The crash was one of the worst aviation accidents in Cuba.

==Accident==
The flight was operated by Cubana de Aviación with a 1968 Soviet-build Ilyushin Il-18D registered as CU-T899 (MSN: 188011102). The aircraft took off from José Martí International Airport in Havana, heading to Managua, Nicaragua, at around 8 am local time. Shortly after takeoff the aircraft banked 30 degrees right two times, then baked left with a sharper angle and eventually crashed into a highway near San José de las Lajas, southwest of Havana. According to witnessess the aircraft was in trouble directly after take-off. All 38 people on board were killed.

==Victims==
On board there were 38 people, five crew members and 33 passengers. Initial reports stated a total of 40 people (32 passengers and 8 crew members). In total, victims included 10 people from Nicaragua, one from United States, Argentina, Guatemala, Costa Rica and Mexico and the others, 17 passengers and all eight crew members, were from Cuba.

The ten Nicaraguan people onboard included multiple government officials. One of them was Noel Gonzalez, the vice president of the Central Bank of Nicaragua, Francisco Gonzalez, the secretary of international relations of the Sandinista Workers' Centre and Hanz Gutierrez, an official in a Nicaraguan government's planning and budget ministry and embassy worker Marcos Valle. Next to them the daughter and of the Nicaraguan Ambassador in Cuba and the daughter of Doris Maria Tijerino who is the deputy interior minister were killed.

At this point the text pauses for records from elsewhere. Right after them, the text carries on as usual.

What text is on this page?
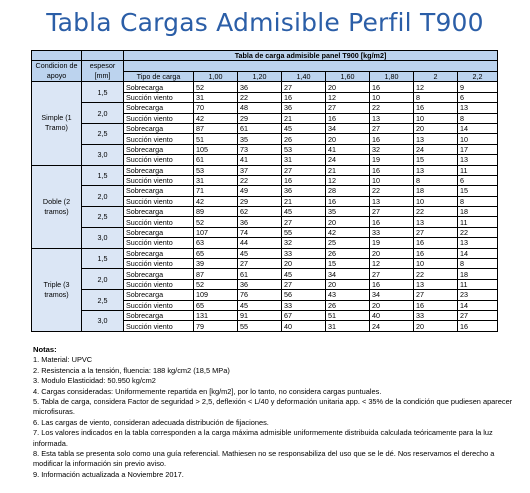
Tabla Cargas Admisible Perfil T900
		Tabla de carga admisible panel T900 [kg/m2]							
Condicion de apoyo	espesor [mm]								
		Tipo de carga	1,00	1,20	1,40	1,60	1,80	2	2,2
Simple (1 Tramo)	1,5	Sobrecarga	52	36	27	20	16	12	9
		Succión viento	31	22	16	12	10	8	6
	2,0	Sobrecarga	70	48	36	27	22	16	13
		Succión viento	42	29	21	16	13	10	8
	2,5	Sobrecarga	87	61	45	34	27	20	14
		Succión viento	51	35	26	20	16	13	10
	3,0	Sobrecarga	105	73	53	41	32	24	17
		Succión viento	61	41	31	24	19	15	13
Doble (2 tramos)	1,5	Sobrecarga	53	37	27	21	16	13	11
		Succión viento	31	22	16	12	10	8	6
	2,0	Sobrecarga	71	49	36	28	22	18	15
		Succión viento	42	29	21	16	13	10	8
	2,5	Sobrecarga	89	62	45	35	27	22	18
		Succión viento	52	36	27	20	16	13	11
	3,0	Sobrecarga	107	74	55	42	33	27	22
		Succión viento	63	44	32	25	19	16	13
Triple (3 tramos)	1,5	Sobrecarga	65	45	33	26	20	16	14
		Succión viento	39	27	20	15	12	10	8
	2,0	Sobrecarga	87	61	45	34	27	22	18
		Succión viento	52	36	27	20	16	13	11
	2,5	Sobrecarga	109	76	56	43	34	27	23
		Succión viento	65	45	33	26	20	16	14
	3,0	Sobrecarga	131	91	67	51	40	33	27
		Succión viento	79	55	40	31	24	20	16
Notas:
1. Material: UPVC
2. Resistencia a la tensión, fluencia: 188 kg/cm2 (18,5 MPa)
3. Modulo Elasticidad: 50.950 kg/cm2
4. Cargas consideradas: Uniformemente repartida en [kg/m2], por lo tanto, no considera cargas puntuales.
5. Tabla de carga, considera Factor de seguridad > 2,5, deflexión < L/40 y deformación unitaria app. < 35% de la condición que pudiesen aparecer microfisuras.
6. Las cargas de viento, consideran adecuada distribución de fijaciones.
7. Los valores indicados en la tabla corresponden a la carga máxima admisible uniformemente distribuida calculada teóricamente para la luz informada.
8. Esta tabla se presenta solo como una guía referencial. Mathiesen no se responsabiliza del uso que se le dé. Nos reservamos el derecho a modificar la información sin previo aviso.
9. Información actualizada a Noviembre 2017.
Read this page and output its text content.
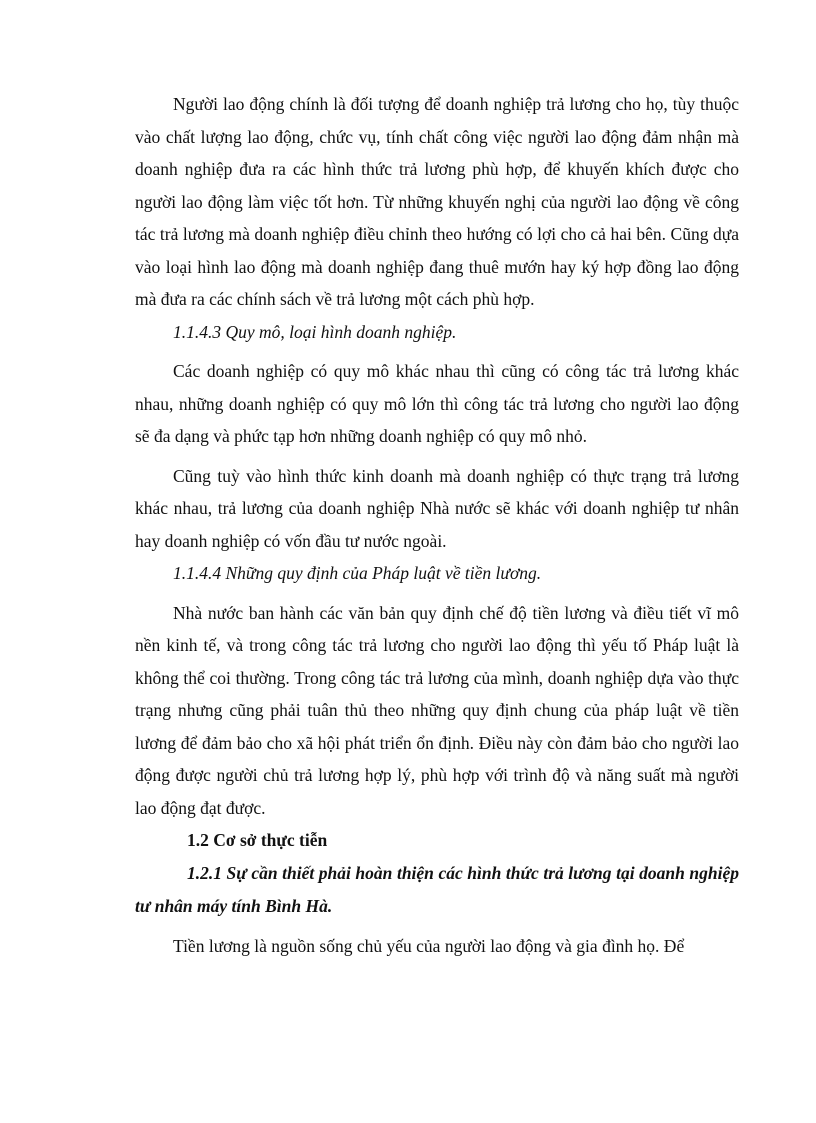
Người lao động chính là đối tượng để doanh nghiệp trả lương cho họ, tùy thuộc vào chất lượng lao động, chức vụ, tính chất công việc người lao động đảm nhận mà doanh nghiệp đưa ra các hình thức trả lương phù hợp, để khuyến khích được cho người lao động làm việc tốt hơn. Từ những khuyến nghị của người lao động về công tác trả lương mà doanh nghiệp điều chỉnh theo hướng có lợi cho cả hai bên. Cũng dựa vào loại hình lao động mà doanh nghiệp đang thuê mướn hay ký hợp đồng lao động mà đưa ra các chính sách về trả lương một cách phù hợp.

1.1.4.3 Quy mô, loại hình doanh nghiệp.

Các doanh nghiệp có quy mô khác nhau thì cũng có công tác trả lương khác nhau, những doanh nghiệp có quy mô lớn thì công tác trả lương cho người lao động sẽ đa dạng và phức tạp hơn những doanh nghiệp có quy mô nhỏ.

Cũng tuỳ vào hình thức kinh doanh mà doanh nghiệp có thực trạng trả lương khác nhau, trả lương của doanh nghiệp Nhà nước sẽ khác với doanh nghiệp tư nhân hay doanh nghiệp có vốn đầu tư nước ngoài.

1.1.4.4 Những quy định của Pháp luật về tiền lương.

Nhà nước ban hành các văn bản quy định chế độ tiền lương và điều tiết vĩ mô nền kinh tế, và trong công tác trả lương cho người lao động thì yếu tố Pháp luật là không thể coi thường. Trong công tác trả lương của mình, doanh nghiệp dựa vào thực trạng nhưng cũng phải tuân thủ theo những quy định chung của pháp luật về tiền lương để đảm bảo cho xã hội phát triển ổn định. Điều này còn đảm bảo cho người lao động được người chủ trả lương hợp lý, phù hợp với trình độ và năng suất mà người lao động đạt được.

1.2 Cơ sở thực tiễn

1.2.1 Sự cần thiết phải hoàn thiện các hình thức trả lương tại doanh nghiệp tư nhân máy tính Bình Hà.

Tiền lương là nguồn sống chủ yếu của người lao động và gia đình họ. Để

The American onboard was Sandy Pollack, secretary of the 'Committee for Peace' in the United States.

==Investigation==
Initial reports stated a technical malfunction of the aircraft caused the crash. It was also stated the aircraft couldn't make contact with a control tower on the Isle of Youth, south of the western coast of Cuba.

Cuba investigated the crash. The final investigation couldn't determine the exact cause of the crash. Two possible reaseons were indicated. At first failure of the artificial horizon; the flight instrument that indicates the orientation; could have cause the crash. It is also possible that the cargo shifted during the turn to the right, modifying the Center of Gravity and resulting in the loss of control of the aircraft. The main finding of the investigation indicated that a fire broke out in one of the engines.

===Postponing events===
The ceremony of the awarding of the "Augusto Cesar Sandino medal" to the chatolic priest Ernesto Cardenal, which was scheduled to take place in Nicaragua, was postponed due to the crash.

===Nicaraguan bodies return===
On 21 January, the ten Nicaraguans who were killed in the crash, where transported with a special flight to Managua. The return ceremony of this return was attended by among others Cuban President Fidel Castro.